Washington Lawyer


From Washington Lawyer, February 2016

lettersOn Magna Carta, Webster Writes Must-Read Gem 

President Tim Webster's short piece on the Magna Carta in the December issue of Washington Lawyer should be required reading for college and law school students starting a course on the Constitution-—in particular, his conclusion that "Magna Carta's . . . lasting contributions to our current legal system outweigh the dated, trite, and failed provisions." Equally valuable would be a similar analysis of the Constitution itself. Its lasting contributions are well covered already, but more discussion of its dated, trite, and failed provisions is called for;one or more follow-up articles could be considered. Perhaps the most obvious defect in the Constitution is the Electoral College, especially in the vast majority of states where electoral votes are cast as a block. This makes most individuals' votes meaningless except in a few swing states.
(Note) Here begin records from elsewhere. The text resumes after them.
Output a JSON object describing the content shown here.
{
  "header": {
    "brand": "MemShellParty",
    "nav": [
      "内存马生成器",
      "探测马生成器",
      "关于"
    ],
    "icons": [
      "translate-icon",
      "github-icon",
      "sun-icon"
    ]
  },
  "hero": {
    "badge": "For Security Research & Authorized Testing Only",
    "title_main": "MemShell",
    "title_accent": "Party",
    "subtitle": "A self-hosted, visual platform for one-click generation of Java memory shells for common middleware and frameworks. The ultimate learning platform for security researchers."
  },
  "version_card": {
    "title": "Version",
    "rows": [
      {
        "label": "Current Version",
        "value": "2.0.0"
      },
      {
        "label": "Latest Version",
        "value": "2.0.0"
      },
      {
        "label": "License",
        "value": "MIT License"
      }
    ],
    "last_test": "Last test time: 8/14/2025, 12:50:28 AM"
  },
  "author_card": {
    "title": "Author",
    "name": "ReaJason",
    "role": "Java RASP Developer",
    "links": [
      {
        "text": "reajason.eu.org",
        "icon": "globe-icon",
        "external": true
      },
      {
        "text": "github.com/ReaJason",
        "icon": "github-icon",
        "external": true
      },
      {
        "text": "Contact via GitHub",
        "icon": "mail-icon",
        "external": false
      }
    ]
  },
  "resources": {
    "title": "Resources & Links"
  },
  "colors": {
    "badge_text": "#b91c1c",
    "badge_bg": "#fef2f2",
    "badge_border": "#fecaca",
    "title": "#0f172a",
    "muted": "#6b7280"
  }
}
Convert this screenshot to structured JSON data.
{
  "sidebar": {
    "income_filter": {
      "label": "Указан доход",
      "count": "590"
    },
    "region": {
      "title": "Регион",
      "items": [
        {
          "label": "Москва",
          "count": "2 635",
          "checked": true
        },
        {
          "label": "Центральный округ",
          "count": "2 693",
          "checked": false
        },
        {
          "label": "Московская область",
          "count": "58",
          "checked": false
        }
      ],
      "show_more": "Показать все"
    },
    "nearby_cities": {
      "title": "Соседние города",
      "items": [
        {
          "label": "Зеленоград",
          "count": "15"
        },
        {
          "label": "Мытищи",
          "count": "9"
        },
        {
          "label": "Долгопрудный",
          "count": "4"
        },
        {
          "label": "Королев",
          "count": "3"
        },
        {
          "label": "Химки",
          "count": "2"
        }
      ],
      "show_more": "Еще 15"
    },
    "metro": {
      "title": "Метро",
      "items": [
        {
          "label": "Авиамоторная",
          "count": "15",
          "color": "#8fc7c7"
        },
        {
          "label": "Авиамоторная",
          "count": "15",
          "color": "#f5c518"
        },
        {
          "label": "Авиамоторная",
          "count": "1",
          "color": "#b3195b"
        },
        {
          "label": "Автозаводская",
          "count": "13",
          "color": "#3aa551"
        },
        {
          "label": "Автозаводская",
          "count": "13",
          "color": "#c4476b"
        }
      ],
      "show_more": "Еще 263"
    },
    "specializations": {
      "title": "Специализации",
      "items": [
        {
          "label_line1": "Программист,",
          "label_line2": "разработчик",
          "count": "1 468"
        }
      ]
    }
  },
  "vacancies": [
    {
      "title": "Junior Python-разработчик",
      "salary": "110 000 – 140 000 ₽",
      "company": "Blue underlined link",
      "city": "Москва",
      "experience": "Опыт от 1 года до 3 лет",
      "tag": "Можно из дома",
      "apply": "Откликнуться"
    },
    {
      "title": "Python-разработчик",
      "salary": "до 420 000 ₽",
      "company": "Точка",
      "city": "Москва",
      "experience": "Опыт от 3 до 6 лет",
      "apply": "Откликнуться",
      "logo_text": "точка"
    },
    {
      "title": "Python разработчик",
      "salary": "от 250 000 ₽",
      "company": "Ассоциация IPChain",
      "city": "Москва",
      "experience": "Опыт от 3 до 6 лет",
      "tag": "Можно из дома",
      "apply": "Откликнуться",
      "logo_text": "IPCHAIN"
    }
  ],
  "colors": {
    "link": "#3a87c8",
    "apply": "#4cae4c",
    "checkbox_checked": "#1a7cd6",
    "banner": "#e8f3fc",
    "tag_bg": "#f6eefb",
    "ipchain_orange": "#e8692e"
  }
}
A couple of states avoid this result by allocating electoral votes in proportion to the citizens' votes.
 —Brian A. Jones Brooklyn, New York

Stein, the Essayist, Draws Praise 

I see that Jacob A. Stein has retired from writing his monthly "Legal Spectator" column. Although Mr. Stein is certainly entitled to his well-deserved retirement, I will greatly miss, as your recent announcement says, "his unceasing insight, wisdom, and humor." Thanks to the D.C. Bar for giving Mr. Stein a forum for "Legal Spectator" over many years. As people in a profession that requires writing and speaking well, all lawyers can benefit from reading good writing, and Mr. Stein's columns were consistently excellent. In fact, I believe his columns can stand alongside the work of America's best essayists—fine company in which to be.